Il était évident qu'elle voulait diriger notre entretien, de manière à ne pas le laisser aller trop loin; et avec son habileté à effleurer les sujets les plus dangereux sans les attaquer sérieusement, avec sa légèreté de parole, son art des sous-entendus, avec son adresse à atténuer ou à souligner du regard ce que ses lèvres avaient indiqué, elle pouvait très-bien se croire certaine de me maintenir dans la limite qu'elle s'était fixée.

En tout autre moment il est probable qu'elle eût réussi à me conduire où il lui plaisait d'aller, mais nous n'étions pas dans des circonstances ordinaires. Les sentiments que j'éprouvais en sa présence et sous le feu de son regard ne ressemblaient en rien à ceux que je m'imposais loin d'elle alors que je raisonnais froidement mon amour et le réglais méthodiquement.
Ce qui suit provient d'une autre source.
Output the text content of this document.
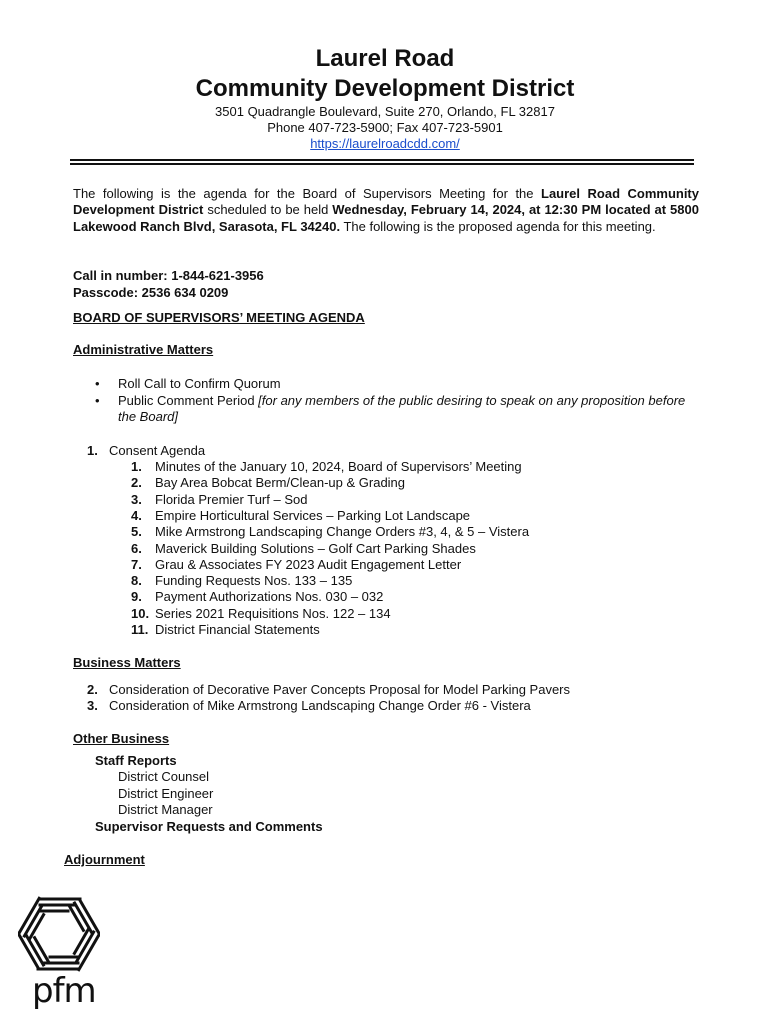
Laurel Road
Community Development District
3501 Quadrangle Boulevard, Suite 270, Orlando, FL 32817
Phone 407-723-5900; Fax 407-723-5901
https://laurelroadcdd.com/
The following is the agenda for the Board of Supervisors Meeting for the Laurel Road Community Development District scheduled to be held Wednesday, February 14, 2024, at 12:30 PM located at 5800 Lakewood Ranch Blvd, Sarasota, FL 34240. The following is the proposed agenda for this meeting.
Call in number: 1-844-621-3956
Passcode: 2536 634 0209
BOARD OF SUPERVISORS’ MEETING AGENDA
Administrative Matters
• Roll Call to Confirm Quorum
• Public Comment Period [for any members of the public desiring to speak on any proposition before the Board]
1. Consent Agenda
1. Minutes of the January 10, 2024, Board of Supervisors’ Meeting
2. Bay Area Bobcat Berm/Clean-up & Grading
3. Florida Premier Turf – Sod
4. Empire Horticultural Services – Parking Lot Landscape
5. Mike Armstrong Landscaping Change Orders #3, 4, & 5 – Vistera
6. Maverick Building Solutions – Golf Cart Parking Shades
7. Grau & Associates FY 2023 Audit Engagement Letter
8. Funding Requests Nos. 133 – 135
9. Payment Authorizations Nos. 030 – 032
10. Series 2021 Requisitions Nos. 122 – 134
11. District Financial Statements
Business Matters
2. Consideration of Decorative Paver Concepts Proposal for Model Parking Pavers
3. Consideration of Mike Armstrong Landscaping Change Order #6 - Vistera
Other Business
Staff Reports
District Counsel
District Engineer
District Manager
Supervisor Requests and Comments
Adjournment
pfm
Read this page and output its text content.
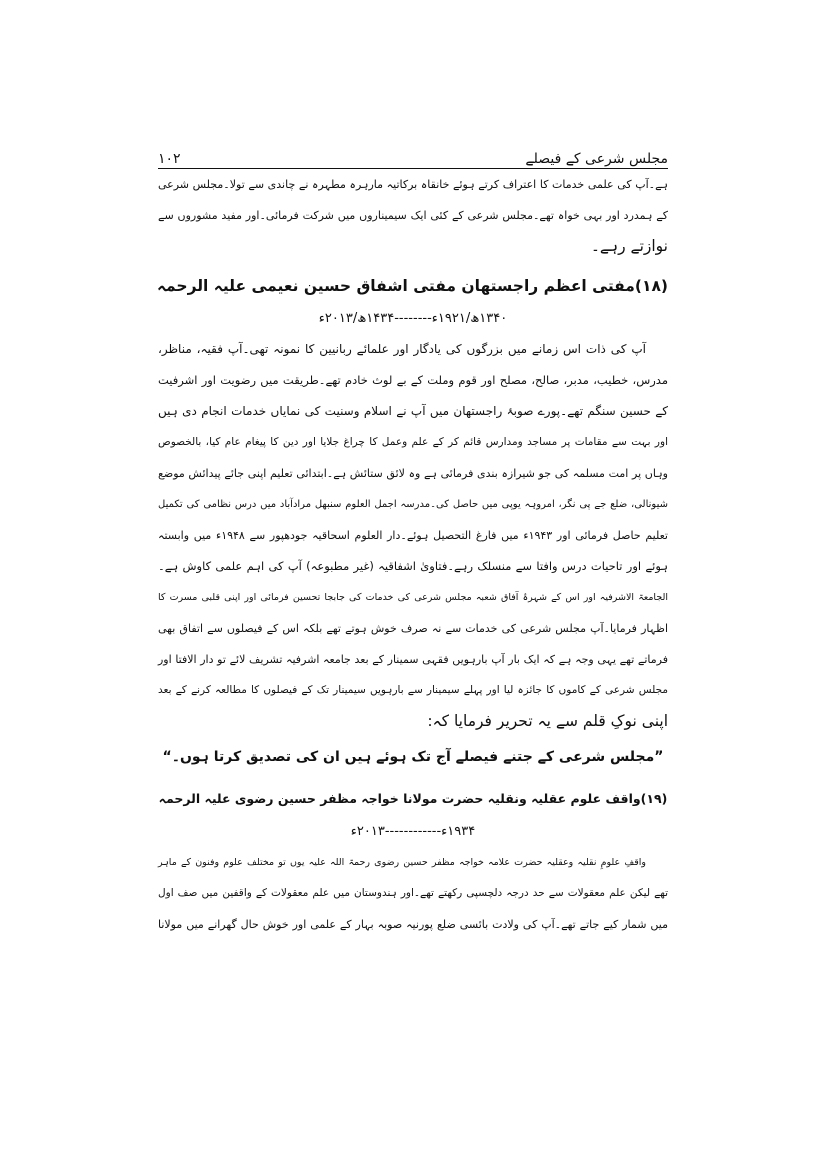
مجلس شرعی کے فیصلے
۱۰۲
ہے۔آپ کی علمی خدمات کا اعتراف کرتے ہوئے خانقاہ برکاتیہ مارہرہ مطہرہ نے چاندی سے تولا۔مجلس شرعی
کے ہمدرد اور بہی خواہ تھے۔مجلس شرعی کے کئی ایک سیمیناروں میں شرکت فرمائی۔اور مفید مشوروں سے
نوازتے رہے۔
(۱۸)مفتی اعظم راجستھان مفتی اشفاق حسین نعیمی علیہ الرحمہ
۱۳۴۰ھ/۱۹۲۱ء--------۱۴۳۴ھ/۲۰۱۳ء
آپ کی ذات اس زمانے میں بزرگوں کی یادگار اور علمائے ربانیین کا نمونہ تھی۔آپ فقیہ، مناظر،
مدرس، خطیب، مدبر، صالح، مصلح اور قوم وملت کے بے لوث خادم تھے۔طریقت میں رضویت اور اشرفیت
کے حسین سنگم تھے۔پورے صوبۂ راجستھان میں آپ نے اسلام وسنیت کی نمایاں خدمات انجام دی ہیں
اور بہت سے مقامات پر مساجد ومدارس قائم کر کے علم وعمل کا چراغ جلایا اور دین کا پیغام عام کیا، بالخصوص
وہاں پر امت مسلمہ کی جو شیرازہ بندی فرمائی ہے وہ لائق ستائش ہے۔ابتدائی تعلیم اپنی جائے پیدائش موضع
شیونالی، ضلع جے پی نگر، امروہہ یوپی میں حاصل کی۔مدرسہ اجمل العلوم سنبھل مرادآباد میں درس نظامی کی تکمیل
تعلیم حاصل فرمائی اور ۱۹۴۳ء میں فارغ التحصیل ہوئے۔دار العلوم اسحاقیہ جودھپور سے ۱۹۴۸ء میں وابستہ
ہوئے اور تاحیات درس وافتا سے منسلک رہے۔فتاویٰ اشفاقیہ (غیر مطبوعہ) آپ کی اہم علمی کاوش ہے۔
الجامعۃ الاشرفیہ اور اس کے شہرۂ آفاق شعبہ مجلس شرعی کی خدمات کی جابجا تحسین فرمائی اور اپنی قلبی مسرت کا
اظہار فرمایا۔آپ مجلس شرعی کی خدمات سے نہ صرف خوش ہوتے تھے بلکہ اس کے فیصلوں سے اتفاق بھی
فرماتے تھے یہی وجہ ہے کہ ایک بار آپ بارہویں فقہی سمینار کے بعد جامعہ اشرفیہ تشریف لائے تو دار الافتا اور
مجلس شرعی کے کاموں کا جائزہ لیا اور پہلے سیمینار سے بارہویں سیمینار تک کے فیصلوں کا مطالعہ کرنے کے بعد
اپنی نوکِ قلم سے یہ تحریر فرمایا کہ:
”مجلس شرعی کے جتنے فیصلے آج تک ہوئے ہیں ان کی تصدیق کرتا ہوں۔“
(۱۹)واقف علوم عقلیہ ونقلیہ حضرت مولانا خواجہ مظفر حسین رضوی علیہ الرحمہ
۱۹۳۴ء------------۲۰۱۳ء
واقفِ علومِ نقلیہ وعقلیہ حضرت علامہ خواجہ مظفر حسین رضوی رحمۃ اللہ علیہ یوں تو مختلف علوم وفنون کے ماہر
تھے لیکن علم معقولات سے حد درجہ دلچسپی رکھتے تھے۔اور ہندوستان میں علم معقولات کے واقفین میں صف اول
میں شمار کیے جاتے تھے۔آپ کی ولادت بائسی ضلع پورنیہ صوبہ بہار کے علمی اور خوش حال گھرانے میں مولانا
Elle m'était apparue au moment même où je la croyais perdue à jamais, et ce coup de foudre m'avait jeté hors de moi-même: les quelques secondes pendant lesquelles je l'avais pressée dans mes bras m'avaient enivré. Maintenant, elle était chez moi, nous étions seuls, à deux pas l'un de l'autre; je la voyais, je la respirais, et ma main, mes bras, mes lèvres, étaient irrésistiblement attirés vers elle, comme le fer l'est par l'aimant, comme un corps l'est par un autre corps électrisé: il y avait là une force toute-puissante, une attraction mystérieuse qui me soulevait pour me rapprocher d'elle.

Il ne pouvait plus être question de prudence, de raison, d'avenir, de passé: le présent parlait et commandait en maître.
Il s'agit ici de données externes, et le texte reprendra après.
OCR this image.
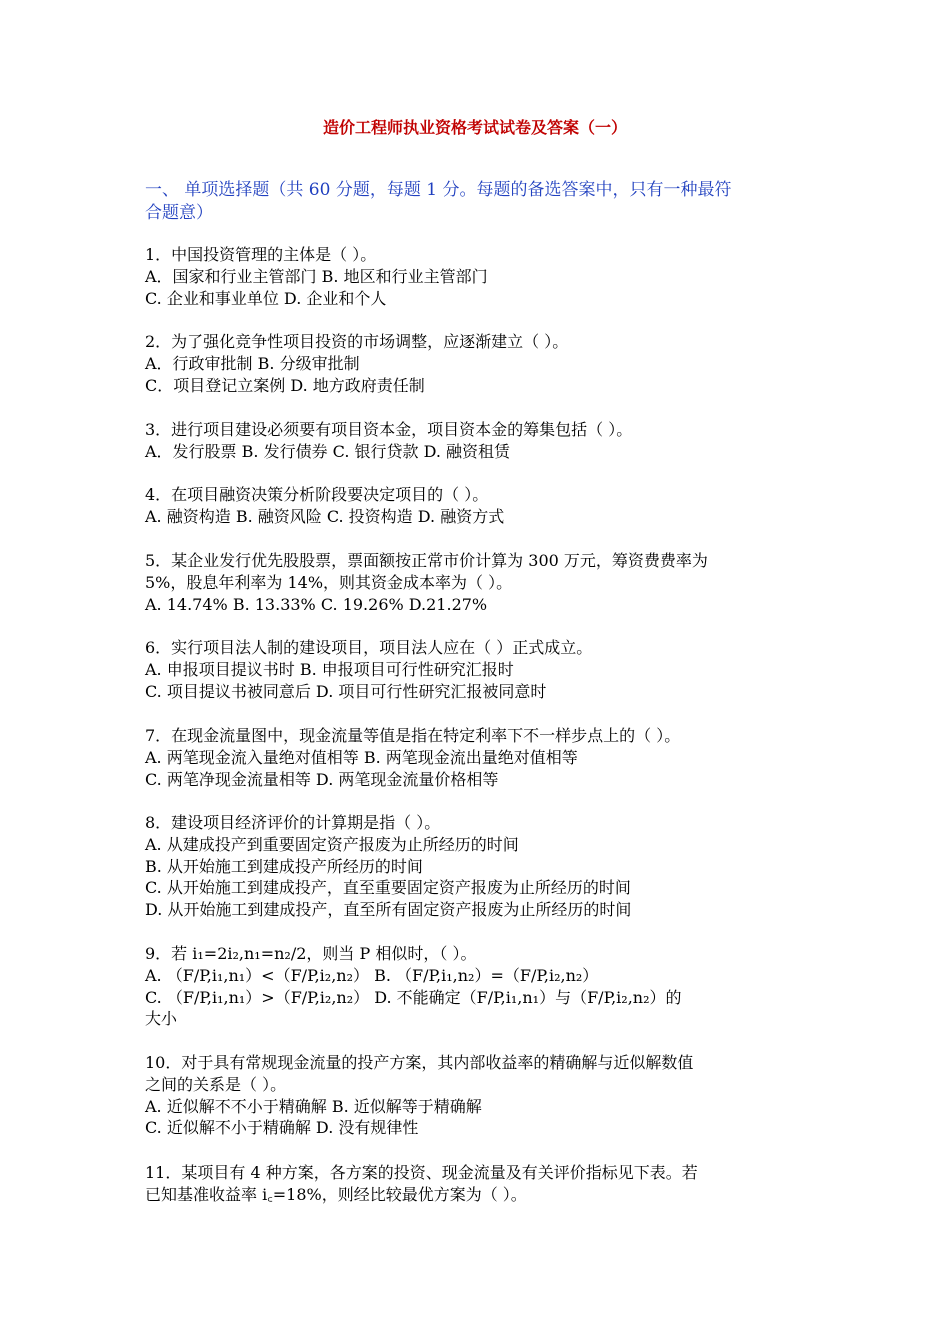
造价工程师执业资格考试试卷及答案（一）
一、 单项选择题（共 60 分题，每题 1 分。每题的备选答案中，只有一种最符
合题意）
1．中国投资管理的主体是（ ）。
A．国家和行业主管部门 B. 地区和行业主管部门
C. 企业和事业单位 D. 企业和个人
2．为了强化竞争性项目投资的市场调整，应逐渐建立（ ）。
A．行政审批制 B. 分级审批制
C．项目登记立案例 D. 地方政府责任制
3．进行项目建设必须要有项目资本金，项目资本金的筹集包括（ ）。
A．发行股票 B. 发行债券 C. 银行贷款 D. 融资租赁
4．在项目融资决策分析阶段要决定项目的（ ）。
A. 融资构造 B. 融资风险 C. 投资构造 D. 融资方式
5．某企业发行优先股股票，票面额按正常市价计算为 300 万元，筹资费费率为
5%，股息年利率为 14%，则其资金成本率为（ ）。
A. 14.74% B. 13.33% C. 19.26% D.21.27%
6．实行项目法人制的建设项目，项目法人应在（ ）正式成立。
A. 申报项目提议书时 B. 申报项目可行性研究汇报时
C. 项目提议书被同意后 D. 项目可行性研究汇报被同意时
7．在现金流量图中，现金流量等值是指在特定利率下不一样步点上的（ ）。
A. 两笔现金流入量绝对值相等 B. 两笔现金流出量绝对值相等
C. 两笔净现金流量相等 D. 两笔现金流量价格相等
8．建设项目经济评价的计算期是指（ ）。
A. 从建成投产到重要固定资产报废为止所经历的时间
B. 从开始施工到建成投产所经历的时间
C. 从开始施工到建成投产，直至重要固定资产报废为止所经历的时间
D. 从开始施工到建成投产，直至所有固定资产报废为止所经历的时间
9．若 i₁=2i₂,n₁=n₂/2，则当 P 相似时，（ ）。
A. （F/P,i₁,n₁）<（F/P,i₂,n₂） B. （F/P,i₁,n₂）=（F/P,i₂,n₂）
C. （F/P,i₁,n₁）>（F/P,i₂,n₂） D. 不能确定（F/P,i₁,n₁）与（F/P,i₂,n₂）的
大小
10．对于具有常规现金流量的投产方案，其内部收益率的精确解与近似解数值
之间的关系是（ ）。
A. 近似解不不小于精确解 B. 近似解等于精确解
C. 近似解不小于精确解 D. 没有规律性
11．某项目有 4 种方案，各方案的投资、现金流量及有关评价指标见下表。若
已知基准收益率 i꜀=18%，则经比较最优方案为（ ）。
—Vous savez pourquoi je m'étais décidé à me faire commerçant? lui dis-je. C'était pour me créer promptement une position qui me permît de devenir votre mari. Vous n'avez pas voulu attendre.

—Voulu....

—Mon intention n'est pas de récriminer; vous n'avez pas pu attendre. Alors, je n'avais pas de raisons pour rester à Marseille et j'en avais de puissantes pour venir à Paris: mon amour qui m'obligeait à vous chercher, à vous trouver, à vous voir.
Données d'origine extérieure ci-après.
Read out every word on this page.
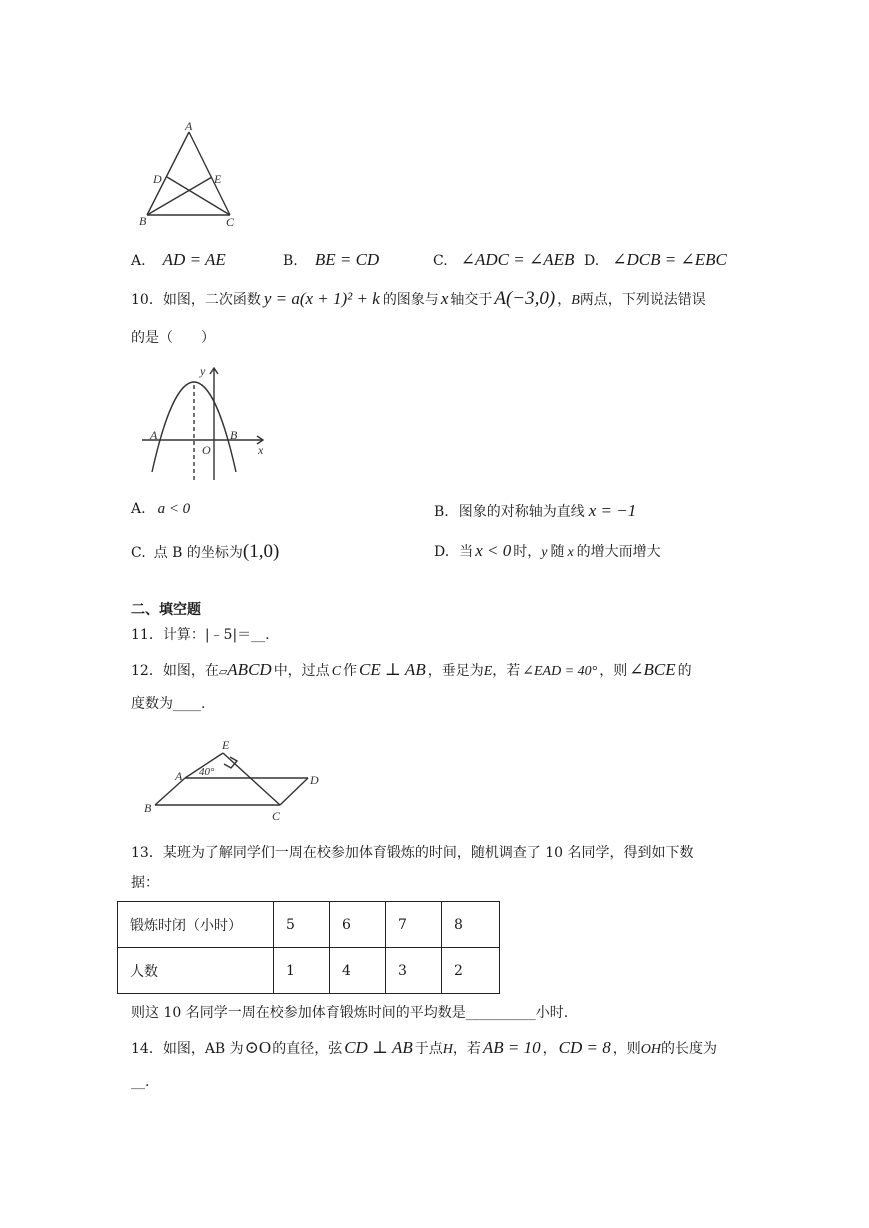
A
D	E
B	C
A. AD = AE	B. BE = CD	C. ∠ADC = ∠AEB D. ∠DCB = ∠EBC
10．如图，二次函数 y = a(x + 1)² + k 的图象与 x 轴交于 A(−3,0) ，B两点，下列说法错误
的是（　　）
y
A
O
B
x
A. a < 0	B. 图象的对称轴为直线 x = −1
C. 点 B 的坐标为(1,0)	D. 当 x < 0 时，y 随 x 的增大而增大
二、填空题
11．计算：|﹣5|＝__.
12．如图，在▱ABCD 中，过点 C 作 CE ⊥ AB ，垂足为E，若 ∠EAD = 40° ，则 ∠BCE 的
度数为____.
E
A	D
B
C
40°
13．某班为了解同学们一周在校参加体育锻炼的时间，随机调查了 10 名同学，得到如下数
据：
锻炼时闭（小时）	5	6	7	8
人数	1	4	3	2
则这 10 名同学一周在校参加体育锻炼时间的平均数是__________小时.
14．如图，AB 为⊙O的直径，弦 CD ⊥ AB 于点H，若 AB = 10 ， CD = 8 ，则OH的长度为
__.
Elle leva la main pour m'arrêter, mais je ne la laissai point m'interrompre; saisissant sa main, je m'approchai jusque contre elle, et, tenant mes yeux attachés sur les siens, je continuai:

—Ce que votre mariage m'a fait souffrir, je ne le dirai pas, car ni pour vous, ni pour moi, je ne veux revenir sur ce passé horrible, mais, si cruelles qu'aient été ces souffrances, elles n'ont pas une minute affaibli mon amour. Dans l'emportement de la colère, sous le coup de l'exaspération, précipité du ciel dans l'enfer, brisé par cette chute, accablé sous l'écroulement de mes espérances, j'ai pu vous maudire, mais je n'ai pas pu cesser de vous aimer. C'est parce que je vous aimais que je suis parti pour l'Espagne par crainte de céder à un mouvement de fureur folle, le jour de votre mariage. C'est parce que je vous aimais que j'ai quitté Marseille pour venir ici vivre près de vous. C'est parce que je vous aime que je suis tremblant, attendant un mot, un regard d'espérance.

Plusieurs fois elle avait voulu m'interrompre et plusieurs fois aussi elle avait voulu se dégager de mon étreinte, mais je ne lui avais pas laissé prendre la parole et n'avais pas abandonné sa main.